In tutto questo Matteo Renzi ha promesso fuoco e fiamme su una notizia lanciata da Bloomberg relativa a un presunto appalto di un miliardo e mezzo del governo a Elon Musk su tecnologia e sicurezza. Palazzo Chigi replica secco smentendo “che siano stati firmati contratti o siano stati conclusi accordi tra il Governo italiano e la società SpaceX per l’uso del sistema di comunicazioni satellitari Starlink”.

La nota spiega: “Le interlocuzioni con SpaceX rientrano nei normali approfondimenti che gli apparati dello Stato hanno con le società, in questo caso con quelle che si occupano di connessioni protette per le esigenze di comunicazione di dati crittografati”. Infine, smentita “ancora più categorica, considerandola semplicemente ridicola” della “notizia che il tema di SpaceX sia stato trattato durante l’incontro con il Presidente eletto degli Stati Uniti, Donald Trump”.

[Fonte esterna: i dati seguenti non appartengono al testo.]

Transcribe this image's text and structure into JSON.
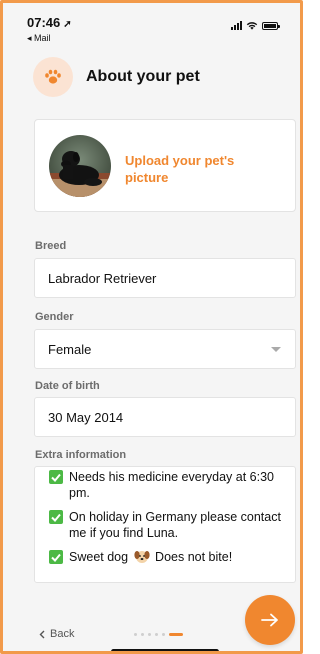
{
  "status_bar": {
    "time": "07:46",
    "back_app": "◂ Mail"
  },
  "header": {
    "title": "About your pet",
    "icon": "paw-icon"
  },
  "upload": {
    "label": "Upload your pet's picture"
  },
  "form": {
    "breed": {
      "label": "Breed",
      "value": "Labrador Retriever"
    },
    "gender": {
      "label": "Gender",
      "value": "Female"
    },
    "dob": {
      "label": "Date of birth",
      "value": "30 May 2014"
    },
    "extra": {
      "label": "Extra information",
      "notes": [
        "Needs his medicine everyday at 6:30 pm.",
        "On holiday in Germany please contact me if you find Luna."
      ],
      "note3_before": "Sweet dog",
      "note3_after": "Does not bite!"
    }
  },
  "footer": {
    "back_label": "Back",
    "progress_dots_total": 6,
    "progress_active_index": 5
  },
  "colors": {
    "accent": "#f0872f",
    "check": "#4cb945",
    "frame": "#f29a4a"
  }
}
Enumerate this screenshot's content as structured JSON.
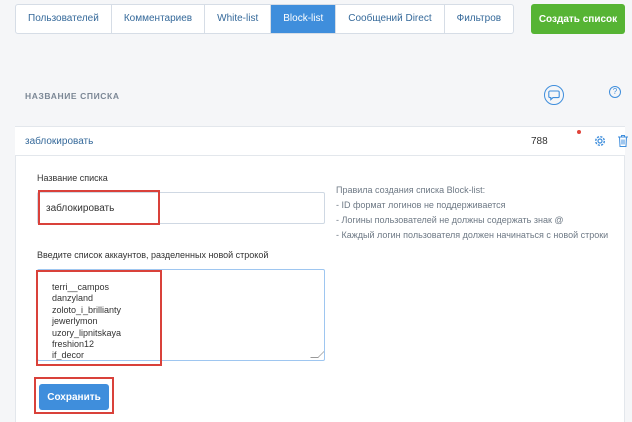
{
  "tabs": [
    {
      "label": "Пользователей",
      "active": false
    },
    {
      "label": "Комментариев",
      "active": false
    },
    {
      "label": "White-list",
      "active": false
    },
    {
      "label": "Block-list",
      "active": true
    },
    {
      "label": "Сообщений Direct",
      "active": false
    },
    {
      "label": "Фильтров",
      "active": false
    }
  ],
  "create_button": "Создать список",
  "section": {
    "title": "НАЗВАНИЕ СПИСКА",
    "help": "?"
  },
  "list_row": {
    "name": "заблокировать",
    "count": "788"
  },
  "form": {
    "name_label": "Название списка",
    "name_value": "заблокировать",
    "accounts_label": "Введите список аккаунтов, разделенных новой строкой",
    "accounts": [
      "terri__campos",
      "danzyland",
      "zoloto_i_brillianty",
      "jewerlymon",
      "uzory_lipnitskaya",
      "freshion12",
      "if_decor"
    ],
    "save_button": "Сохранить"
  },
  "rules": {
    "title": "Правила создания списка Block-list:",
    "items": [
      "- ID формат логинов не поддерживается",
      "- Логины пользователей не должны содержать знак @",
      "- Каждый логин пользователя должен начинаться с новой строки"
    ]
  },
  "colors": {
    "accent": "#3f8edc",
    "create": "#56b434",
    "highlight": "#d9413a"
  }
}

Salvini, in una sua nota, intanto, ricorda che “Musk è un protagonista dell’innovazione a livello mondiale”. E che, quindi, “un eventuale accordo con lui per garantire connessione e modernità in tutta Italia non sarebbe un pericolo ma una opportunità”. Anzi, fa un invito a Meloni: “Confido che il governo acceleri in questa direzione, perché offrire servizi migliori ai cittadini è un dovere”.

Ora naturalmente anche questa nota di Salvini, che ha subito detto “bene Giorgia da Trump”, sembra destinata a costituire un altro tassello, per rinfrescare i retroscena su presunti ri-inizi di crepe nel governo, della contro-narrazione del rosicamento della sinistra. Aggravato anche dal fatto che in tutto questo il titolare del Mef Giancarlo Giorgetti, anche pilastro da sempre della Lega, è stato incoronato dal mensile “The Banker” del “Financial Times” ministro delle Finanze dell’anno. Ma al Paese in cambio il cosiddetto campo largo che dovrebbe essere il fronte alternativo non ha mai da offrire, oltre alle fisiologiche contestazioni, vere proposte. Ma solo al momento il mesto spettacolo del caso della giunta Todde, l’unica guidata da una esponente pentastellata, dove i conti della campagna elettorale non tornano.

Ma il garantismo, proprio quello che i 5 stelle e anche gli alleati del Pd negano agli altri, deve essere sempre il faro guida. Non manca chi, pur di attaccare il governo, scomoda addirittura Bettino Craxi per tesserne elogi su Sigonella, in buona sostanza per ricordare a Meloni che lei non avrebbe il coraggio di Craxi. Ora, a parte che trattasi di epoche, personaggi, fatti molto diversi, la cosa che più colpisce è che a scoprirsi all’improvviso “craxiani”, a 25 anni il prossimo 19 gennaio dalla drammatica morte a Hammamet dello statista socialista, siano proprio certi media i cui editori contribuirono al clima che mandò a morire Craxi in esilio, a 65 anni.